Quem mantiver as contratações, “deve analisar bem o retorno do investimento” em recursos humanos, entende Pedro Santos Vieira.

A gestão da tesouraria é particularmente sensível em tempos de incerteza e pode haver situações em que será necessário reduzir contratações e mesmo despedir

Lurdes Gramaxo

Presidente da Portugal Investors

Unicórnios portugueses resistem

Portugal conta com sete empresas que conseguiram obter a valorização de mais de mil milhões de dólares. Farfetch (entretanto em bolsa), OutSystems, Talkdesk, Feedzai, Sword Health, Anchorage e Remote são as sete tecnológicas — com ADN português — que atingiram essa avaliação.

Ao ECO/Pessoas, os investidores afastam um cenário de perda deste estatuto apesar de haver menos capital a fluir nos mercados. “Os unicórnios com ADN português possuem planos de negócio e de crescimento alicerçados em valores e modelos estáveis e que resistirão a fases menos previsíveis de mercado”, nota o investidor da Shilling.
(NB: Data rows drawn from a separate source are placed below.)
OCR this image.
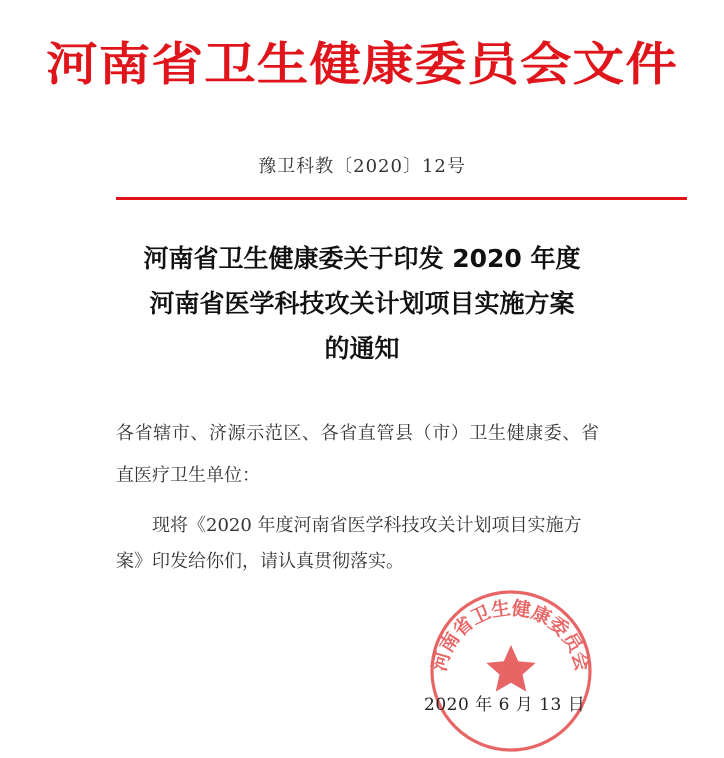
河南省卫生健康委员会文件
豫卫科教〔2020〕12号
河南省卫生健康委关于印发 2020 年度
河南省医学科技攻关计划项目实施方案
的通知
各省辖市、济源示范区、各省直管县（市）卫生健康委、省
直医疗卫生单位：
现将《2020 年度河南省医学科技攻关计划项目实施方
案》印发给你们，请认真贯彻落实。
河南省卫生健康委员会
2020 年 6 月 13 日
Francisco Ferreira Pinto acrescenta que estas empresas “têm uma base de investidores com capacidade de apoiar a empresa caso haja alguma necessidade de curto prazo”.

Apesar da incerteza, o responsável da Shilling acredita que “2022 ainda trará novos nomes com ADN português à lista de startups com estatuto de unicórnio”.

Os unicórnios com ADN português possuem planos de negócio e de crescimento alicerçados em valores e modelos estáveis e que resistirão a fases menos previsíveis de mercado.

Pedro Santos Vieira

Shilling

Ainda há vencedores

No meio do pessimismo, há algumas startups que partem em vantagem. Para a Portugal Ventures, novos negócios “associados a energias alternativas ao fornecimento de energias fósseis da Rússia, em particular as energias renováveis, bem como as áreas de alimentação e novos materiais mais sustentáveis”.

A capital de risco pública lembra ainda a recuperação do setor do turismo, após dois anos de pandemia que enfraqueceram a indústria.

Mesmo com toda a incerteza, quase todos os investidores recordam que algumas das tecnológicas portuguesas mais ativas no mercado nasceram em plena crise da troika. É com o cinto bem apertado e o fato de combate vestido que as startups nacionais vão enfrentar os próximos meses.